Thursday, June 5, 2008

If you're going through hell

It's funny how God works. I was about to come here and type a blog post that was very depressed and sad and angry, and I still may. But as I clicked the button to bring this screen up our song came on the radio....

If you're going through Hell

Well you know those times when you feel like
There's a sign there on your back
That says I don't mind if you kick me,
seems like everybody has
Things go from bad to worse
You think it can't get worse than that
And then they do

You step off the straight and narrow
And you don't know where you are
Used the needle of your compass,
to sew up your broken heart
Ask directions from a genie
in a bottle of jim beam
And she lies to
when you learn the truth

[Chorus]
If you're goin' through hell keep on going
Don't slow down if you're scared don't show it
You might get out before the devil even knows you're there

I've been deep down in that darkness
I've been down to my last match
Felt a hundred different deamons
breathin' fire down my back
And I knew that if I stumbled
I'd fall right into the trapThat they were layin'

But the good news is there's angels everywhere out on the street
Holdin' out a hand to pull you back up on your feet
The one's that you've been draggin' for so long
You're on your knees might as well be prayin'
Guess what I'm sayin'

[Chorus]
If you're goin' through hell keep on going
Don't slow down if you're scared don't show it
You might get out before the devil even knows you're there
When you're goin' through hell keep on movin'
Face that fire walk right through it
You might get out before the devil even knows you're there

Shortly after alex died this song became our theme song. We found ourselves singing it whenever it seemed our grief was getting the better of us and it never fails to pull us out of that slump to this day. God knew I needed it tonight I guess.

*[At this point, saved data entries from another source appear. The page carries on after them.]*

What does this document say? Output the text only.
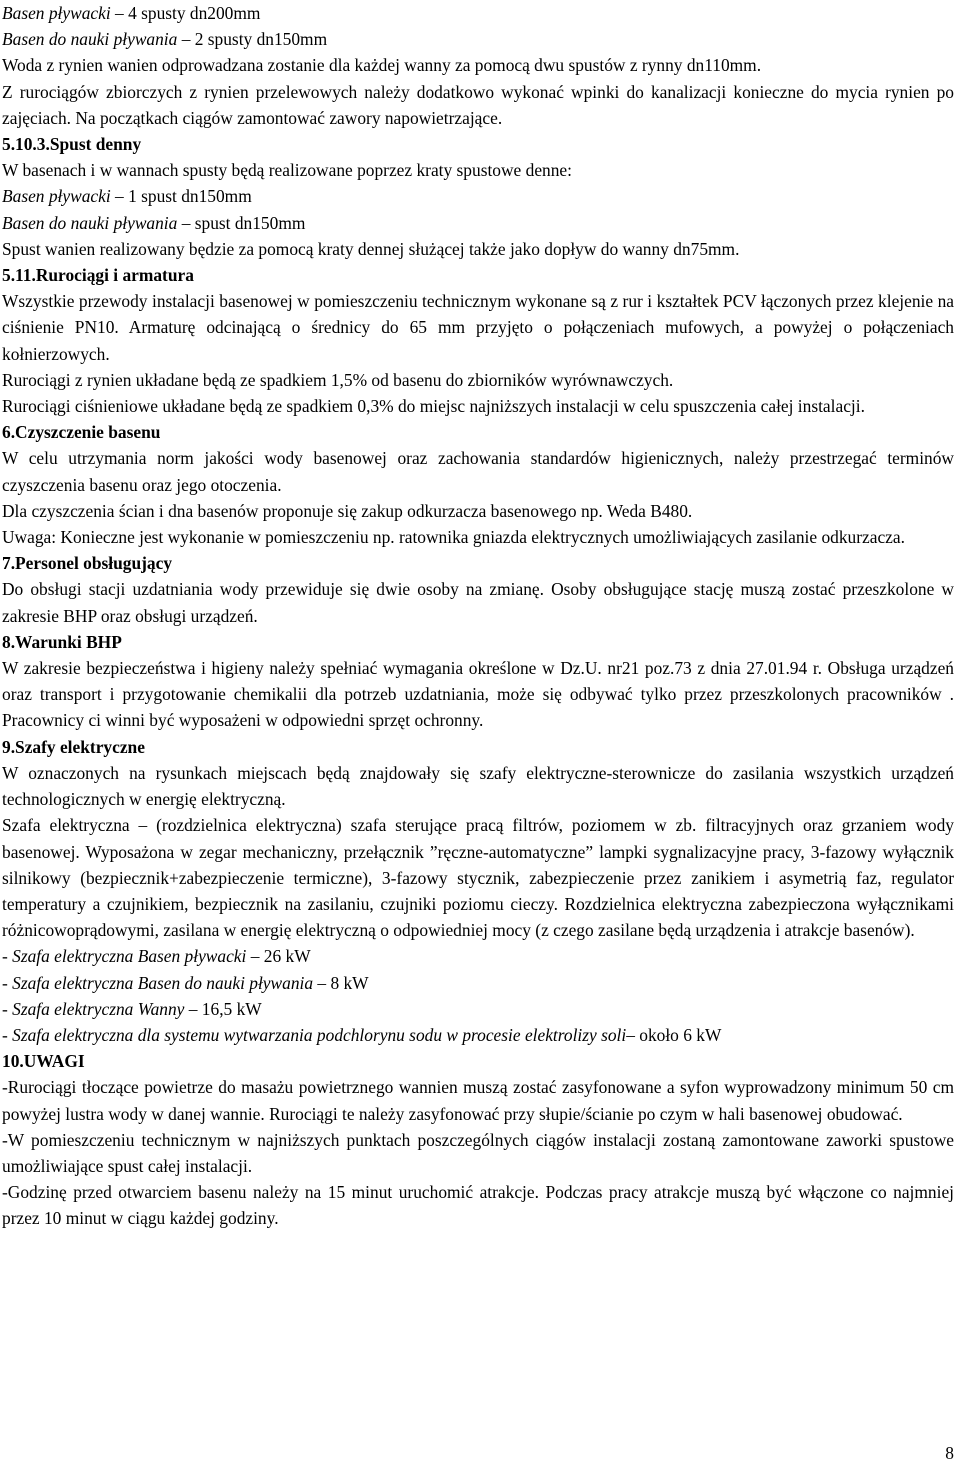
Basen pływacki – 4 spusty dn200mm

Basen do nauki pływania – 2 spusty dn150mm

Woda z rynien wanien odprowadzana zostanie dla każdej wanny za pomocą dwu spustów z rynny dn110mm.

Z rurociągów zbiorczych z rynien przelewowych należy dodatkowo wykonać wpinki do kanalizacji konieczne do mycia rynien po zajęciach. Na początkach ciągów zamontować zawory napowietrzające.

5.10.3.Spust denny

W basenach i w wannach spusty będą realizowane poprzez kraty spustowe denne:

Basen pływacki – 1 spust dn150mm

Basen do nauki pływania – spust dn150mm

Spust wanien realizowany będzie za pomocą kraty dennej służącej także jako dopływ do wanny dn75mm.

5.11.Rurociągi i armatura

Wszystkie przewody instalacji basenowej w pomieszczeniu technicznym wykonane są z rur i kształtek PCV łączonych przez klejenie na ciśnienie PN10. Armaturę odcinającą o średnicy do 65 mm przyjęto o połączeniach mufowych, a powyżej o połączeniach kołnierzowych.

Rurociągi z rynien układane będą ze spadkiem 1,5% od basenu do zbiorników wyrównawczych.

Rurociągi ciśnieniowe układane będą ze spadkiem 0,3% do miejsc najniższych instalacji w celu spuszczenia całej instalacji.

6.Czyszczenie basenu

W celu utrzymania norm jakości wody basenowej oraz zachowania standardów higienicznych, należy przestrzegać terminów czyszczenia basenu oraz jego otoczenia.

Dla czyszczenia ścian i dna basenów proponuje się zakup odkurzacza basenowego np. Weda B480.

Uwaga: Konieczne jest wykonanie w pomieszczeniu np. ratownika gniazda elektrycznych umożliwiających zasilanie odkurzacza.

7.Personel obsługujący

Do obsługi stacji uzdatniania wody przewiduje się dwie osoby na zmianę. Osoby obsługujące stację muszą zostać przeszkolone w zakresie BHP oraz obsługi urządzeń.

8.Warunki BHP

W zakresie bezpieczeństwa i higieny należy spełniać wymagania określone w Dz.U. nr21 poz.73 z dnia 27.01.94 r. Obsługa urządzeń oraz transport i przygotowanie chemikalii dla potrzeb uzdatniania, może się odbywać tylko przez przeszkolonych pracowników . Pracownicy ci winni być wyposażeni w odpowiedni sprzęt ochronny.

9.Szafy elektryczne

W oznaczonych na rysunkach miejscach będą znajdowały się szafy elektryczne-sterownicze do zasilania wszystkich urządzeń technologicznych w energię elektryczną.

Szafa elektryczna – (rozdzielnica elektryczna) szafa sterujące pracą filtrów, poziomem w zb. filtracyjnych oraz grzaniem wody basenowej. Wyposażona w zegar mechaniczny, przełącznik ”ręczne-automatyczne” lampki sygnalizacyjne pracy, 3-fazowy wyłącznik silnikowy (bezpiecznik+zabezpieczenie termiczne), 3-fazowy stycznik, zabezpieczenie przez zanikiem i asymetrią faz, regulator temperatury a czujnikiem, bezpiecznik na zasilaniu, czujniki poziomu cieczy. Rozdzielnica elektryczna zabezpieczona wyłącznikami różnicowoprądowymi, zasilana w energię elektryczną o odpowiedniej mocy (z czego zasilane będą urządzenia i atrakcje basenów).

- Szafa elektryczna Basen pływacki – 26 kW

- Szafa elektryczna Basen do nauki pływania – 8 kW

- Szafa elektryczna Wanny – 16,5 kW

- Szafa elektryczna dla systemu wytwarzania podchlorynu sodu w procesie elektrolizy soli– około 6 kW

10.UWAGI

-Rurociągi tłoczące powietrze do masażu powietrznego wannien muszą zostać zasyfonowane a syfon wyprowadzony minimum 50 cm powyżej lustra wody w danej wannie. Rurociągi te należy zasyfonować przy słupie/ścianie po czym w hali basenowej obudować.

-W pomieszczeniu technicznym w najniższych punktach poszczególnych ciągów instalacji zostaną zamontowane zaworki spustowe umożliwiające spust całej instalacji.

-Godzinę przed otwarciem basenu należy na 15 minut uruchomić atrakcje. Podczas pracy atrakcje muszą być włączone co najmniej przez 10 minut w ciągu każdej godziny.

8
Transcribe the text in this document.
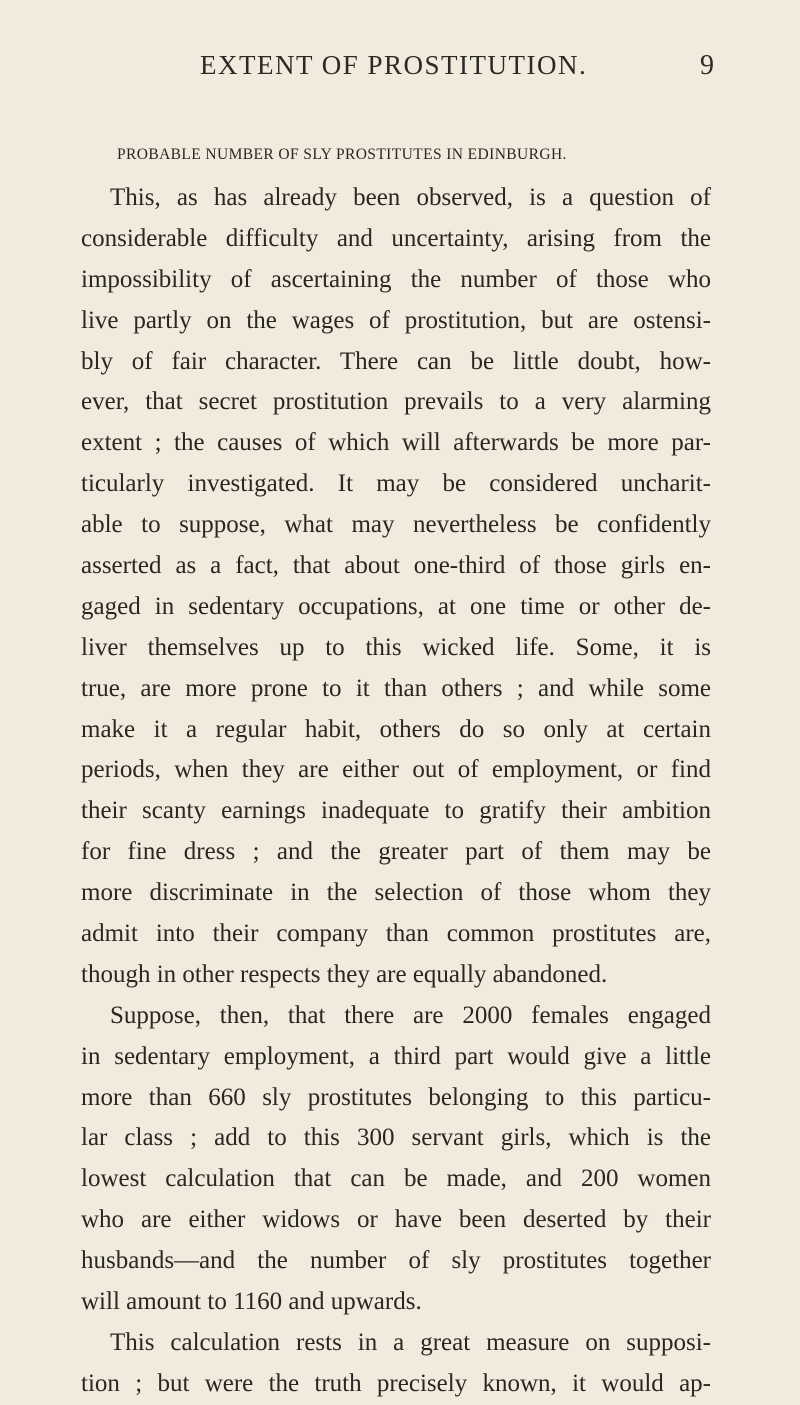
EXTENT OF PROSTITUTION.	9
PROBABLE NUMBER OF SLY PROSTITUTES IN EDINBURGH.
This, as has already been observed, is a question of
considerable difficulty and uncertainty, arising from the
impossibility of ascertaining the number of those who
live partly on the wages of prostitution, but are ostensi-
bly of fair character. There can be little doubt, how-
ever, that secret prostitution prevails to a very alarming
extent ; the causes of which will afterwards be more par-
ticularly investigated. It may be considered uncharit-
able to suppose, what may nevertheless be confidently
asserted as a fact, that about one-third of those girls en-
gaged in sedentary occupations, at one time or other de-
liver themselves up to this wicked life. Some, it is
true, are more prone to it than others ; and while some
make it a regular habit, others do so only at certain
periods, when they are either out of employment, or find
their scanty earnings inadequate to gratify their ambition
for fine dress ; and the greater part of them may be
more discriminate in the selection of those whom they
admit into their company than common prostitutes are,
though in other respects they are equally abandoned.
Suppose, then, that there are 2000 females engaged
in sedentary employment, a third part would give a little
more than 660 sly prostitutes belonging to this particu-
lar class ; add to this 300 servant girls, which is the
lowest calculation that can be made, and 200 women
who are either widows or have been deserted by their
husbands—and the number of sly prostitutes together
will amount to 1160 and upwards.
This calculation rests in a great measure on supposi-
tion ; but were the truth precisely known, it would ap-
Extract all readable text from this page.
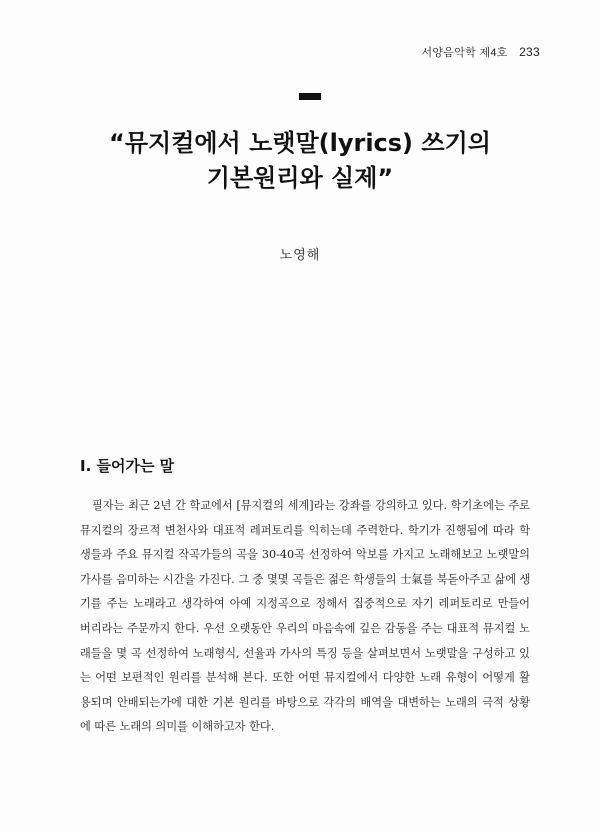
서양음악학 제4호 233
“뮤지컬에서 노랫말(lyrics) 쓰기의
기본원리와 실제”
노영해
I. 들어가는 말
필자는 최근 2년 간 학교에서 [뮤지컬의 세계]라는 강좌를 강의하고 있다. 학기초에는 주로
뮤지컬의 장르적 변천사와 대표적 레퍼토리를 익히는데 주력한다. 학기가 진행됨에 따라 학
생들과 주요 뮤지컬 작곡가들의 곡을 30-40곡 선정하여 악보를 가지고 노래해보고 노랫말의
가사를 음미하는 시간을 가진다. 그 중 몇몇 곡들은 젊은 학생들의 士氣를 북돋아주고 삶에 생
기를 주는 노래라고 생각하여 아예 지정곡으로 정해서 집중적으로 자기 레퍼토리로 만들어
버리라는 주문까지 한다. 우선 오랫동안 우리의 마음속에 깊은 감동을 주는 대표적 뮤지컬 노
래들을 몇 곡 선정하여 노래형식, 선율과 가사의 특징 등을 살펴보면서 노랫말을 구성하고 있
는 어떤 보편적인 원리를 분석해 본다. 또한 어떤 뮤지컬에서 다양한 노래 유형이 어떻게 활
용되며 안배되는가에 대한 기본 원리를 바탕으로 각각의 배역을 대변하는 노래의 극적 상황
에 따른 노래의 의미를 이해하고자 한다.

Tonight I found myself wondering why the world just seems to be coming down on me like a lead weight lately. It's hard to keep up with the stresses going on and I joked to Craig the other night that back when Alex was sick and then died so many people commented on our strength and I often laughed it off. Well they must know something because If not for whatever strength I have I most certainly would be at the bar drowing my sorrows in some corona right this very minute.

God doesn't give us anymore than we can handle. I know that. But why does it seem he pushes us to that brink sometimes?

Something that will never leave my memory is the day when another hospital mom and I were talking about our son's heart defects and what their diagnoses meant for them and she said something that holds so true..... "you know what the worst heart defect is? The one that your kid has" That holds true in so many things in life. When Alex was sick he was alot of the time the sickest kid in the PICU. But I would walk down those halls and see those parents worried faces as they stood at the foot of their own childs' bed, or see the parents in the lounge with their heads buried in their hands with worry, or I would see the look on a dads face when the doctor told them their child would likely be in the hospital a few more weeks. I realized that the situations they were in were the worst for them, just as mine was the worst for me.

This applies so much in my day to day life and I think it really keeps me grounded sometimes.
After Alex died I would visit message boards for bereaved parents and I would get frustrated because most of the parents on there had miscarriages in early pregnancy. I would get angry and think to myself that they had no idea what devastating was. Now I am in their shoes, I am learning a lesson in devastating for myself. Because even though in many many ways losing Alex was a soul searing experience, right now losing this baby brings it's own pain. A pain that for this very moment, overshadows the pain I still feel in missing Alex if only by a millimeter.

The very worst thing to happen to you is the worst thing that has happened to you. The most painful thing you can feel is the pain you feel at this very moment. It isn't any more or less than anyone else's. It is what it is and it's yours to learn from and hopefully someday heal from.

I still sometimes wonder why God seems to take my lessons to the extreme. Maybe I just really have a hard time listening and it takes drastic measures to get me to listen, I'll have to work on that because I don't honestly know how much strength I still have. I'm feeling drained.

2 comments:

Anonymous said...

I love your blog. When I experienced my miscarriage I experienced feelings of guilt because my child had not been born and then died. How could I feel sorrow? It was the worst thing that had happened to me. I don't know why it happened but I do know that God will use it for His Glory.

From FAT to FAB said...

"God only gives us what we can handle?"

do you ever feel like God got you mixed up with someone else??? that your not sure you can handle this??? and although you dont doubt his wisdom.... you doubt your own ability to cope?